Video

Saturday 7 January 2017

ECG SVT with aberrancy

 A 49 years old male with a known case of Ostium secundum atrial septal defect with bidirectional shunt with Eisenmenger syndrome come to the JIPMER emergency department with chief complaints of palpitation since today morning which were acute in onset, patient went to private hospital, ECG done and DC cardioversion done. Tachycardia  subsided but again started after 10 minute so patient was referred to JIPMER hospital for further management. Patient on inquiry was giving history of similar palpitation on and off since last 2 months, which were acute in onset, remain for 30 minutes and subsided on its own.  During evaluation in the emergency department patient pulse rate was 200 beats per minute, Blood pressure was 100/56 mm hg, was complaining of dyspnoea of NYHA class III. On examination CVS S1S2 present, S2 was loud. RS-B/L normal vesicular breath sound, there was no crepitation. DC cardioversion done in view of dyspnoea. Patient ECG is shown below.
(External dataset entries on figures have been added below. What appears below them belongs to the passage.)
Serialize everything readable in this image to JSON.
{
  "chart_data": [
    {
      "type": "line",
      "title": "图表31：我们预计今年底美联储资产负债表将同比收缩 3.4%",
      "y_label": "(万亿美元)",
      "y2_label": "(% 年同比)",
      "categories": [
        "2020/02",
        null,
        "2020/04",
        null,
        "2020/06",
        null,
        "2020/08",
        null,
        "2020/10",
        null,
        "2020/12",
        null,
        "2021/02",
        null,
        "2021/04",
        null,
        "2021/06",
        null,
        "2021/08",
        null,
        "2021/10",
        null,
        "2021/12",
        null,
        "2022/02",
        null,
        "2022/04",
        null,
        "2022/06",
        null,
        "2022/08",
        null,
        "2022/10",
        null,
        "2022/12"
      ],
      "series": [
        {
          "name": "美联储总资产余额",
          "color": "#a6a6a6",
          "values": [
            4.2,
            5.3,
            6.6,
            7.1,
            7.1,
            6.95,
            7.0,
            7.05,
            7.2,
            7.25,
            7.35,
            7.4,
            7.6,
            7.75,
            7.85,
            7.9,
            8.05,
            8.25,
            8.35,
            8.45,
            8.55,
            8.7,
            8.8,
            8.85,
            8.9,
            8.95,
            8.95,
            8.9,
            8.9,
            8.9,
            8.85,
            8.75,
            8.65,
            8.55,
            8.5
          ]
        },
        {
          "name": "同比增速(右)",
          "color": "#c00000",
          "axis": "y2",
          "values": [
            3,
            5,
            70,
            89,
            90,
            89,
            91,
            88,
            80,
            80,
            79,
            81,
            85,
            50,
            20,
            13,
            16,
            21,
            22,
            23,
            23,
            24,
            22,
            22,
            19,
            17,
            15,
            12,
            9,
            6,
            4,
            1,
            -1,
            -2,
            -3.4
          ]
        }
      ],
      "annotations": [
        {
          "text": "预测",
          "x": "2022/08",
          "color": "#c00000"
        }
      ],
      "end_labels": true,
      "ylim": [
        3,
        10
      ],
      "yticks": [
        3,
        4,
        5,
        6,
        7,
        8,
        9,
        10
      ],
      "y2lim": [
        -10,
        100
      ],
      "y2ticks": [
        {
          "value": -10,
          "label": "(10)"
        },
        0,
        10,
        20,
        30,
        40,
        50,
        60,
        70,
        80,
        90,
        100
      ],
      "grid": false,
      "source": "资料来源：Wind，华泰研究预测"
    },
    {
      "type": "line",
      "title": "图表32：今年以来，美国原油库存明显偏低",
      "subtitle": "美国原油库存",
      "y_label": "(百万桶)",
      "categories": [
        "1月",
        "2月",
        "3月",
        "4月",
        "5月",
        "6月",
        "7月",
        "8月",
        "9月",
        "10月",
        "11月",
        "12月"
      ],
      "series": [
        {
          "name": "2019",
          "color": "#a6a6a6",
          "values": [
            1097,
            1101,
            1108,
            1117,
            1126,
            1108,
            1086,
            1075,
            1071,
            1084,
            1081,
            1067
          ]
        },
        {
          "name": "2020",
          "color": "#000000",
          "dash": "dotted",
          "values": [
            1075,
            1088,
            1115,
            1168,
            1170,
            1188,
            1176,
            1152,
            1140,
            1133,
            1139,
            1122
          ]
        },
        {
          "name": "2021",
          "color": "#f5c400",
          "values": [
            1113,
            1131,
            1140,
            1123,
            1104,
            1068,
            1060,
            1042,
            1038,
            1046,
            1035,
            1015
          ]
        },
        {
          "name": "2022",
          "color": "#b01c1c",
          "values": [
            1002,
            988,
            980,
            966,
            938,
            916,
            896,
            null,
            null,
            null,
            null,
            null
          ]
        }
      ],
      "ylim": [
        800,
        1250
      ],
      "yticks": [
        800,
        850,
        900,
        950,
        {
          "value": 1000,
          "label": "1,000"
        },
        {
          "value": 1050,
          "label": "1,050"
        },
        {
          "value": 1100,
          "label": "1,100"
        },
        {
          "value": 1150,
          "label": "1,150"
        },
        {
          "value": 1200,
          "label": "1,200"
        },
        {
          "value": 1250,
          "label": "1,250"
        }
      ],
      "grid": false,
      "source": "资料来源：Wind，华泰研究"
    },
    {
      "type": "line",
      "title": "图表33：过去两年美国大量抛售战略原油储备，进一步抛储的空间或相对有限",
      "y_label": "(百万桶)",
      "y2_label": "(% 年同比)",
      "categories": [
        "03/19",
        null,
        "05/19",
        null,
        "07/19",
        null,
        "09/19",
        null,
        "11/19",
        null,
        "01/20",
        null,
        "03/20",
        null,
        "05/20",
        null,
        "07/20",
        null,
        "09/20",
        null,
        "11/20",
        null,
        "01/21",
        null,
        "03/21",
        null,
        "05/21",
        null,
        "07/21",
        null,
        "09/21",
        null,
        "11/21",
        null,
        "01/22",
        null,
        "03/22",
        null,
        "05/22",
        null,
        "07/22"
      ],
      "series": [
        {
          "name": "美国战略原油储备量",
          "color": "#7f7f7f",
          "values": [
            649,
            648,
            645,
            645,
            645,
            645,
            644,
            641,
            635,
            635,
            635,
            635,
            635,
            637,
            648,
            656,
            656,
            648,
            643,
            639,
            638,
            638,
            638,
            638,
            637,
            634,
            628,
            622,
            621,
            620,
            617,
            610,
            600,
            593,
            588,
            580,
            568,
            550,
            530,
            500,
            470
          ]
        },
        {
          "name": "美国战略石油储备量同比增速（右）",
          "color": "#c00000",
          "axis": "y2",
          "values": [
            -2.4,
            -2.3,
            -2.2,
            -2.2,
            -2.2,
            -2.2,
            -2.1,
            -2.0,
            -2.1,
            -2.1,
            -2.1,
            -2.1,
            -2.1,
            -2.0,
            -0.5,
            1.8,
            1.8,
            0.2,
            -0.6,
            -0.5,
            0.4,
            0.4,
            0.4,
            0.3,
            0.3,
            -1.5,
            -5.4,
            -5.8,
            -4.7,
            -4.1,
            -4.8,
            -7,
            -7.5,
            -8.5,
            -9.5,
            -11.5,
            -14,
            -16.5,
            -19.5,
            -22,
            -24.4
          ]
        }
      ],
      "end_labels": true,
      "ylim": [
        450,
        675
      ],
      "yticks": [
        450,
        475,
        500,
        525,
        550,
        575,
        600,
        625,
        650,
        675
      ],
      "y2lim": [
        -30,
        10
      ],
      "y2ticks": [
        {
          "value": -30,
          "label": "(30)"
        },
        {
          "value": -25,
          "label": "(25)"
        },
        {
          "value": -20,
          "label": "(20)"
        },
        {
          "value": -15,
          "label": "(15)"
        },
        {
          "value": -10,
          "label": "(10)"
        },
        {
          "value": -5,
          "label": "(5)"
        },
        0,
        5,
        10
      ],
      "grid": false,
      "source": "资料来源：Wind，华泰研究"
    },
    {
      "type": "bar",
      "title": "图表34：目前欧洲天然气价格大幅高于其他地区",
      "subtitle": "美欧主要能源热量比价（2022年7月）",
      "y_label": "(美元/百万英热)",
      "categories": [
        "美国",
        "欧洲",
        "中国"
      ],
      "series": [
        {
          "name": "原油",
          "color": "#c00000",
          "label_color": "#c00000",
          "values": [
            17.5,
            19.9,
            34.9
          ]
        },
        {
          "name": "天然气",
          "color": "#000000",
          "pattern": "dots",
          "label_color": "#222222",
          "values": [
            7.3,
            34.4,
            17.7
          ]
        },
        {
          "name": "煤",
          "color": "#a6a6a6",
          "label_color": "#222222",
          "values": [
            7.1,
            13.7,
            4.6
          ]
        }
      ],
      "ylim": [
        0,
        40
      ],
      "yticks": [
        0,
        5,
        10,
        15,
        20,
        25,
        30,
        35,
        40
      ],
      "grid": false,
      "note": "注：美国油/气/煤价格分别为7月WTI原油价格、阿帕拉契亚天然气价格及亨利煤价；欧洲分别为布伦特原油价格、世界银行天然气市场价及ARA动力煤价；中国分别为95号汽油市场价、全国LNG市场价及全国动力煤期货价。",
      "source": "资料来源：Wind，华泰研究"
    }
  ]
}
                                          ECG during tachycardia (Click on the image to enlarge it)


                                          ECG during tachycardia (Click on the image to enlarge it)





Description of the ECG-Regular tachycardia at heart rate around 200 per minute, right axis deviation, QRS duration 120 msec, no capture beats, no fusion beats, no visible P wave seen, so we can say it is relatively broad complex tachycardia although QRS duration is not fulfilling all the criteria for Broad complex tachycardia. So the differential could be Ventricular tachycardia or supraventricular tachycardia with aberrancy.


Patient underwent cardioversion. Post cardioversion ECG is shown below.


Description of the ECG-Normal sinus rhythm at rate 100 per minute, right axis deviation, Biatrial enlargement, Complete RBBB with RV strain pattern, T wave inversion in lead II,III,avF

So the above patient post cardioversion ECG is similar to ECG during tachycardia. Patient post cardioversion ECG is also showing RBBB pattern, which favour the diagnosis of Supraventricular tachycardia with aberrant ventricular conduction.